Всю ночь Владимиру не спалось. Надо сказать, что ночевал он у брата Ильи, где и был официально прописан, хотя чаще всего жил в другой квартире, оформленной на третье лицо. Как говорится, в берлоге, где можно было в любой момент отлежаться и переждать неприятности. …Свиридов ворочался с боку на бок и размышлял над тем, что, по всей видимости, следователь был прав и что Орлов в самом деле направлялся к нему, Свиридову.
Но зачем? Или здесь замешана та, которую он не видел уже несколько лет и почти забыл, как она выглядит, – Алиса? Ведь этот найденный в канаве мертвым Артур Орлов был шофером ее отца…

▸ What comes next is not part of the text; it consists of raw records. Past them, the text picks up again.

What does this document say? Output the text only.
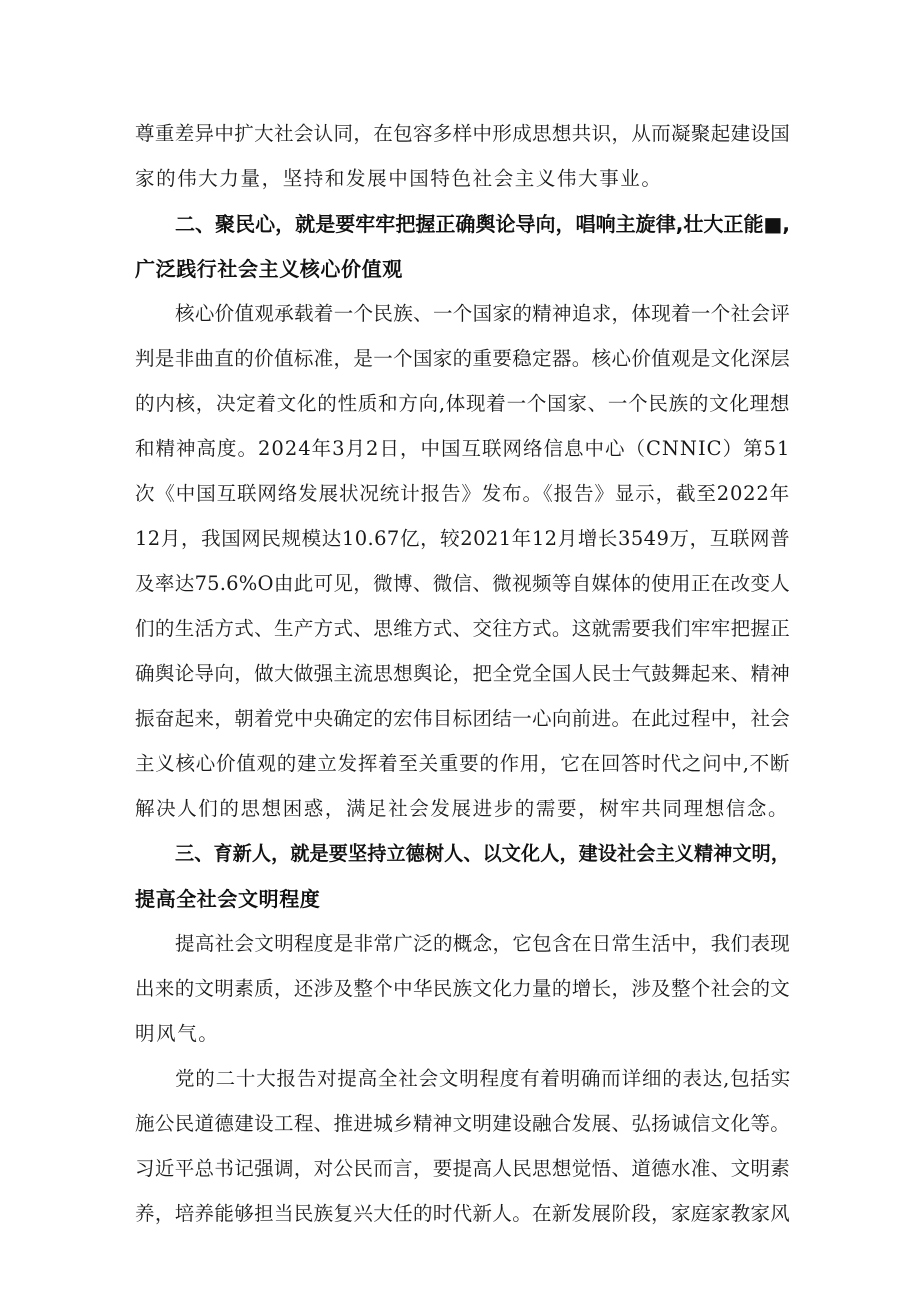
尊重差异中扩大社会认同，在包容多样中形成思想共识，从而凝聚起建设国
家的伟大力量，坚持和发展中国特色社会主义伟大事业。
二、聚民心，就是要牢牢把握正确舆论导向，唱响主旋律,壮大正能■,
广泛践行社会主义核心价值观
核心价值观承载着一个民族、一个国家的精神追求，体现着一个社会评
判是非曲直的价值标准，是一个国家的重要稳定器。核心价值观是文化深层
的内核，决定着文化的性质和方向,体现着一个国家、一个民族的文化理想
和精神高度。2024年3月2日，中国互联网络信息中心（CNNIC）第51
次《中国互联网络发展状况统计报告》发布。《报告》显示，截至2022年
12月，我国网民规模达10.67亿，较2021年12月增长3549万，互联网普
及率达75.6%O由此可见，微博、微信、微视频等自媒体的使用正在改变人
们的生活方式、生产方式、思维方式、交往方式。这就需要我们牢牢把握正
确舆论导向，做大做强主流思想舆论，把全党全国人民士气鼓舞起来、精神
振奋起来，朝着党中央确定的宏伟目标团结一心向前进。在此过程中，社会
主义核心价值观的建立发挥着至关重要的作用，它在回答时代之问中,不断
解决人们的思想困惑，满足社会发展进步的需要，树牢共同理想信念。
三、育新人，就是要坚持立德树人、以文化人，建设社会主义精神文明，
提高全社会文明程度
提高社会文明程度是非常广泛的概念，它包含在日常生活中，我们表现
出来的文明素质，还涉及整个中华民族文化力量的增长，涉及整个社会的文
明风气。
党的二十大报告对提高全社会文明程度有着明确而详细的表达,包括实
施公民道德建设工程、推进城乡精神文明建设融合发展、弘扬诚信文化等。
习近平总书记强调，对公民而言，要提高人民思想觉悟、道德水准、文明素
养，培养能够担当民族复兴大任的时代新人。在新发展阶段，家庭家教家风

Под утро ему все-таки удалось задремать, но этот ранний звонок вырвал его из объятий невыразимо приятной утренней дремы, особенно желанной после бессонной ночи. Владимир в очередной раз проклял выработанный годами работы в спецслужбах сигнальный звериный инстинкт, никогда не позволяющий ему отключаться совершенно, каким бы утомленным и разбитым он себя ни чувствовал.
Как оказалось, звонил Китобой. Судя по голосу, он был в довольно-таки приподнятом настроении, что в последнее время было для него большой редкостью.
– Але, Вован, не пузырься, что я тебе в такое ранье звякнул. Просто я хотел тебе сказать, что у меня сегодня знаменательная дата.
– Что-что? – недовольно отозвался Владимир. – Какая там еще знаменательная дата? День рождения Хо Ши Мина, что ли?
– Какого еще Хо Ши Мина, ежкин кот? Сегодня мой, понимаешь… день рождения. Сорок лет. Я совсем и забыл, что там закупили жрачки и бухла на несколько штук баксов и отгрузили на дачу. Новая у меня дача, не знал? Так что, будь любезен, сегодня к трем! Будь там, как штык!
– День рождения? Мои наилучшие поздравления… А что касается дачи… мы же договаривались, Валера, что мне не стоит особо светиться, а?
– Да ладно тебе, – откликнулся Китобой. – Это уже перебор, Володя. Да кто там что подумает, а? Там же сто человек будет всяких… Тем более что… Знаешь, кто будет освящать мою новую конуру?
– Если ты скажешь, что Фокин, я буду долго и истерично смеяться.
– Вот именно, Фокин!
– Ну ты даешь, Валера. Ну…
– Да никаких «ну»! Услуга за услугу! Вытащил я твоего Афоню из КПЗ… Вытащил.
– Вытащил. Только, наверно, не столько моего, сколько твоего, если он тебе пропилеи собрался освящать.
– Но ведь когда ты меня о чем-то просишь, я всегда иду тебе навстречу. Помнишь, недавно ты трамбовал какую-то жесткую шмару, у нее муж типа московский банкир? Так стоило тебе только заикнуться: Валера, дай погонять «мерс», а то «бэха» – это как-то несолидно, я же не стал рамсовать, верно? Так что приезжай, не пожалеешь. Телки там из агентства модельного подогнались, все зашкальный отпад… да и вообще. Бассейн, сауна, бильярд, все такое. У меня там есть газончик английский, так у него один подогрев на семь штук гринов тянет. Голландская система, на стадионе у «Аякса» примерно такой же.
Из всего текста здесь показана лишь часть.